Optimizing 0-1 Knapsack with 1D Dynamic Programming Using Rolling Arrays
0-1 Knapsack Problem with Rolling Array Optimization
Understanding the Problem
The 0-1 knapsack problem is a classic optimization challenge where we aim to maximize the value of items placed in a knapsack with a fixed capacity. Each item can either be included (1) or not included (0), hence the name 0-1 knapsack.

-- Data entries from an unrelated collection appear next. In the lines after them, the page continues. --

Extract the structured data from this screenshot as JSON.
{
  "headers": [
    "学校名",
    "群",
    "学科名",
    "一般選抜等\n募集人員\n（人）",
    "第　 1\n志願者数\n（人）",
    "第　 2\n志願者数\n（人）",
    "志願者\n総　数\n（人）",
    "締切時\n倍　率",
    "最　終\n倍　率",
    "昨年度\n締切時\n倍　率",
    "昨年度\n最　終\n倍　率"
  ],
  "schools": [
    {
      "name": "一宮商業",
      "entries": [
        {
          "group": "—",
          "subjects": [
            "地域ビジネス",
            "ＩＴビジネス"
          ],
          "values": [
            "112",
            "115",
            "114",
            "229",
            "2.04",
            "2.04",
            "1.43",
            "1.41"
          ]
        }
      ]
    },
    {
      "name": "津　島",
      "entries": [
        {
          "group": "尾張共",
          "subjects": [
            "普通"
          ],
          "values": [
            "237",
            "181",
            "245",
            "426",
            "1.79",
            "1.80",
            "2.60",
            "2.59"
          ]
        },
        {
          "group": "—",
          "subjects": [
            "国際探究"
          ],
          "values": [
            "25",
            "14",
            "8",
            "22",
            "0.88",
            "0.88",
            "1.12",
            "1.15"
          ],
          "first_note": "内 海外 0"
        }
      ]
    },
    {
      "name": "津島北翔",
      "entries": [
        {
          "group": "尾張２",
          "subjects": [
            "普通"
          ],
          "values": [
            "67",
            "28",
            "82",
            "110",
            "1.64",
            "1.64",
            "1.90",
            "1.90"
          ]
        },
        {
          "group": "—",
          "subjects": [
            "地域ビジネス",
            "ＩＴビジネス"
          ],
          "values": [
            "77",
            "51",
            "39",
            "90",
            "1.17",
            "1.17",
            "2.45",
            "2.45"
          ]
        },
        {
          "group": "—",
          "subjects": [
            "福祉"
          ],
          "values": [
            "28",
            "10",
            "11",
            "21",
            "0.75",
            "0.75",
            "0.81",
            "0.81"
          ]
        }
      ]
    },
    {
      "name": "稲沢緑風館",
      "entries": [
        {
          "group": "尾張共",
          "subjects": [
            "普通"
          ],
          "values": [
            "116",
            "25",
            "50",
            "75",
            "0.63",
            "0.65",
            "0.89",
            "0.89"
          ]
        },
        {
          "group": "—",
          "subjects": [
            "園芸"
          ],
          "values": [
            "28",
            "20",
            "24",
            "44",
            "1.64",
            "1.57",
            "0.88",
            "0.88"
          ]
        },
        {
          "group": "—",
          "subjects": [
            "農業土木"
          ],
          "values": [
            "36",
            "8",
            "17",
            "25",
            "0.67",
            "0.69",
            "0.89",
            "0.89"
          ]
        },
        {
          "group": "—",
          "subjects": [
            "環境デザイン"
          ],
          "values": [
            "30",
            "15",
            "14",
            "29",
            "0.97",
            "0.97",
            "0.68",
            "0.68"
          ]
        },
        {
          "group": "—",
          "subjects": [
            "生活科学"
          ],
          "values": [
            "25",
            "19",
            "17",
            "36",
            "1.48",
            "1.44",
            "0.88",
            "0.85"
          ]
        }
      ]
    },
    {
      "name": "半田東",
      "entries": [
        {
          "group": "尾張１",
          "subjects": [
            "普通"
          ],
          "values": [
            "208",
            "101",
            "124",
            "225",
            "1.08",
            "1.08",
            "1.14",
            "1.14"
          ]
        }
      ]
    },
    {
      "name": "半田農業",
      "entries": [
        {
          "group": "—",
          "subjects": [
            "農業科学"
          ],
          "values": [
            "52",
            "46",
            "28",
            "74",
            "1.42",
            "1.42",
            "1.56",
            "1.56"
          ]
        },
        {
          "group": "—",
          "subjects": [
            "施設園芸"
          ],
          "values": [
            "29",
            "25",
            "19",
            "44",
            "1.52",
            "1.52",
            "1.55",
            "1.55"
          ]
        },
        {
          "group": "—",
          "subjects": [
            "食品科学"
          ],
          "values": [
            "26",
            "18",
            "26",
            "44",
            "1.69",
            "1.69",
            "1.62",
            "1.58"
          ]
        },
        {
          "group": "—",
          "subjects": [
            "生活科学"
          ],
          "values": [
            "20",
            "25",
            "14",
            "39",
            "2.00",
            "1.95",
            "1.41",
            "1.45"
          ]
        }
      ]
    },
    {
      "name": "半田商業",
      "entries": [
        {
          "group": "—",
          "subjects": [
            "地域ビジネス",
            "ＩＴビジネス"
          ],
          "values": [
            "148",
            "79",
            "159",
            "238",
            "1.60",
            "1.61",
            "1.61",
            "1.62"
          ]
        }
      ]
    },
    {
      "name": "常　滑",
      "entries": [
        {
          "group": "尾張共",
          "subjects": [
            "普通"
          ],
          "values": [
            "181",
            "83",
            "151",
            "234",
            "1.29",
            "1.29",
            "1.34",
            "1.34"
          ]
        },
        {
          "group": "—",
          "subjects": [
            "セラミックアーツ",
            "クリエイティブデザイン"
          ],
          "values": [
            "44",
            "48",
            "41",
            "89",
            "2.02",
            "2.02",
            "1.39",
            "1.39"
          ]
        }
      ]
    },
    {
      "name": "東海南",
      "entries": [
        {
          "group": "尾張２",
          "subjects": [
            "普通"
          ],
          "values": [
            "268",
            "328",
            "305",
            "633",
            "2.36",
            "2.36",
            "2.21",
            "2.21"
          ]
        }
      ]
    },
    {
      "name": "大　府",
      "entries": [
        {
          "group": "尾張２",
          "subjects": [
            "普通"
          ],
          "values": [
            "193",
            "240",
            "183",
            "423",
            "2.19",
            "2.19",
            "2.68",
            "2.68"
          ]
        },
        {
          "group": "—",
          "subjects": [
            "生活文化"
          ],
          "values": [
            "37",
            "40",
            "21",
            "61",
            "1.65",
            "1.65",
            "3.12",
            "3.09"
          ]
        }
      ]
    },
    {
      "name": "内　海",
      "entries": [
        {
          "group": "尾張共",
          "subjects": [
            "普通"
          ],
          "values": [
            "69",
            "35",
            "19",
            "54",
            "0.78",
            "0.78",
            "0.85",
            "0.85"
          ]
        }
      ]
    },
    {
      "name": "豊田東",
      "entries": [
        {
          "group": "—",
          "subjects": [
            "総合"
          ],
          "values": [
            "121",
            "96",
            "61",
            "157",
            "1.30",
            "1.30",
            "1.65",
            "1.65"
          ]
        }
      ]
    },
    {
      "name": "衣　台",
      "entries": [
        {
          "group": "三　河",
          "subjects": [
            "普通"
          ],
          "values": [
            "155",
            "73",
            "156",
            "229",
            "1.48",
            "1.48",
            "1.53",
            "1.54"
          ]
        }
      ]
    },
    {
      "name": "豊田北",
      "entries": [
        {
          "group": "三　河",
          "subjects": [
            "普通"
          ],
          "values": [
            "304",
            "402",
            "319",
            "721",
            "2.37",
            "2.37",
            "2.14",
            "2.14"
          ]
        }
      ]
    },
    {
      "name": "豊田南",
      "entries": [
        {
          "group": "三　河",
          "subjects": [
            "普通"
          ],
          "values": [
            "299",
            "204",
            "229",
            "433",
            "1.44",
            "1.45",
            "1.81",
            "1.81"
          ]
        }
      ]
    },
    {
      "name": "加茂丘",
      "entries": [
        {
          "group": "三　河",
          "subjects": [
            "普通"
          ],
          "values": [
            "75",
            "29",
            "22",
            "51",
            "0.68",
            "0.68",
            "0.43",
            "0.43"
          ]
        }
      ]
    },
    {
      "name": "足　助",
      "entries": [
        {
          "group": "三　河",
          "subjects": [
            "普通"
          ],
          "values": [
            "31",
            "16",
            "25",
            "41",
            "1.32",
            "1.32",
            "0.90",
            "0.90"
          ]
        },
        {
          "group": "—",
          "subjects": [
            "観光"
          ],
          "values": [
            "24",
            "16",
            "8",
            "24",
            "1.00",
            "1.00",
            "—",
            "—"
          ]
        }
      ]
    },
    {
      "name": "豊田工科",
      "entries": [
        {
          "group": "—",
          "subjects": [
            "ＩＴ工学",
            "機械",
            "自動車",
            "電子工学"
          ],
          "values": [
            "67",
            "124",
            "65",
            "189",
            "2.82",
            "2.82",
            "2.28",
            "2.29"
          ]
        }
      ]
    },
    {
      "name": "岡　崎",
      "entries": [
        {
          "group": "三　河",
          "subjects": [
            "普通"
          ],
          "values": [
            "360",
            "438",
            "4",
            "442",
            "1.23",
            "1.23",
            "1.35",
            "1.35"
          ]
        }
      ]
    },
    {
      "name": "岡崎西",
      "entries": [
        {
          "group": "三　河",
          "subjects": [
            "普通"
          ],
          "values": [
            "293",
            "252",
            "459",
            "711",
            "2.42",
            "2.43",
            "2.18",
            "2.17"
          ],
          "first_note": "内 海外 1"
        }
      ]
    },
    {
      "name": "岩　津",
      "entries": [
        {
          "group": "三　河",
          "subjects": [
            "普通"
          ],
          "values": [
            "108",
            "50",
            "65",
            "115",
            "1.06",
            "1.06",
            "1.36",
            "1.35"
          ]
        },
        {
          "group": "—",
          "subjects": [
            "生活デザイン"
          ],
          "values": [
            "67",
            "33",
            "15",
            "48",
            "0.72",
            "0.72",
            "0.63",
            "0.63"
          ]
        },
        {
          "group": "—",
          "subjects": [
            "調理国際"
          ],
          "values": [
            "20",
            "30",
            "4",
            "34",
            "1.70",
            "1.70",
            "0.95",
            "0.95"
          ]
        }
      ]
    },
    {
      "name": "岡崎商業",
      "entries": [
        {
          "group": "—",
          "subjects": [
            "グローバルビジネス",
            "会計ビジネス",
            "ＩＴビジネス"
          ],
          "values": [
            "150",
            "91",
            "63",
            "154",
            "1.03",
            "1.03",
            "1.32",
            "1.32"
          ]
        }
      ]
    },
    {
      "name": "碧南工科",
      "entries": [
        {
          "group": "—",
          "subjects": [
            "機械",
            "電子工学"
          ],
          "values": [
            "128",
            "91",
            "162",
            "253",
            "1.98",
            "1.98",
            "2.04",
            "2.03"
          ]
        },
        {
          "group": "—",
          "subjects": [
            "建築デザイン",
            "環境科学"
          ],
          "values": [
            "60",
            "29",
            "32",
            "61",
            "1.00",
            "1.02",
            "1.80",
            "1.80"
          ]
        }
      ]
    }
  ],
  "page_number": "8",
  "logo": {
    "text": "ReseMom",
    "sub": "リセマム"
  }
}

Standard 2D Dynamic Programming Approach
The conventional solution uses a two-dimensional array to store intermediate results. The state dp[i][j] represents the maximum value achievable with the first i items and a knapsack capacity of j.
#include <iostream>
#include <vector>
#include <algorithm>
const int MAX_CAPACITY = 1010;
const int MAX_ITEMS = 1010;
int main() {
int itemCount, knapsackCapacity;
std::cin >> itemCount >> knapsackCapacity;
std::vector<int> volumes(itemCount + 1);
std::vector<int> values(itemCount + 1);
std::vector dp(itemCount + 1, std::vector<int>(knapsackCapacity + 1, 0));
for (int i = 1; i <= itemCount; i++) {
std::cin >> volumes[i] >> values[i];
}
for (int i = 1; i <= itemCount; i++) {
for (int j = 1; j <= knapsackCapacity; j++) {
if (j >= volumes[i]) {
dp[i][j] = std::max(dp[i-1][j], values[i] + dp[i-1][j-volumes[i]]);
} else {
dp[i][j] = dp[i-1][j];
}
}
}
std::cout << dp[itemCount][knapsackCapacity] << std::endl;
return 0;
}
Optimization with Rolling Arrays
Observing the 2D approach, we notice that each state dp[i][j] only depends on the previous row dp[i-1][j]. This insight allows us to optimize space complexity by using a single-dimensional array and updating it in reverse order.
Key Insight
Instead of maintaining a full 2D array, we can use a 1D array where dp[j] represents the maximum value achievable with the current items and capacity j. By iterating backwards through the capacities, we ensure we don't overwrite values needed for subsequent calculations.
Implementation
#include <iostream>
#include <vector>
#include <algorithm>
const int MAX_CAPACITY = 10010;
int main() {
int itemCount, knapsackCapacity;
std::cin >> itemCount >> knapsackCapacity;
std::vector<int> volumes(itemCount);
std::vector<int> values(itemCount);
std::vector<int> dp(knapsackCapacity + 1, 0);
for (int i = 0; i < itemCount; i++) {
std::cin >> volumes[i] >> values[i];
}
for (int i = 0; i < itemCount; i++) {
for (int j = knapsackCapacity; j >= volumes[i]; j--) {
dp[j] = std::max(dp[j], dp[j - volumes[i]] + values[i]);
}
}
std::cout << dp[knapsackCapacity] << std::endl;
return 0;
}
Why Reverse Iteration?
The reverse iteration is crucial for the correctness of the optimized solution. If we iterate forward, we might use the updated values within the same iteration, effectively allowing multiple uses of the same item (which violates the 0-1 knapsack constraint). By iterating backwards, we ensure each item is only considered once.
Complexity Comparison
| Approach | Time Complexity | Space Complexity |
|---|---|---|
| 2D DP | O(n × w) | O(n × w) |
| 1D DP (Rolling Array) | O(n × w) | O(w) |
The rolling array optimization significantly reduces space complexity while maintaining the same time complexity, making it particularly useful for problems with large capacity constraints.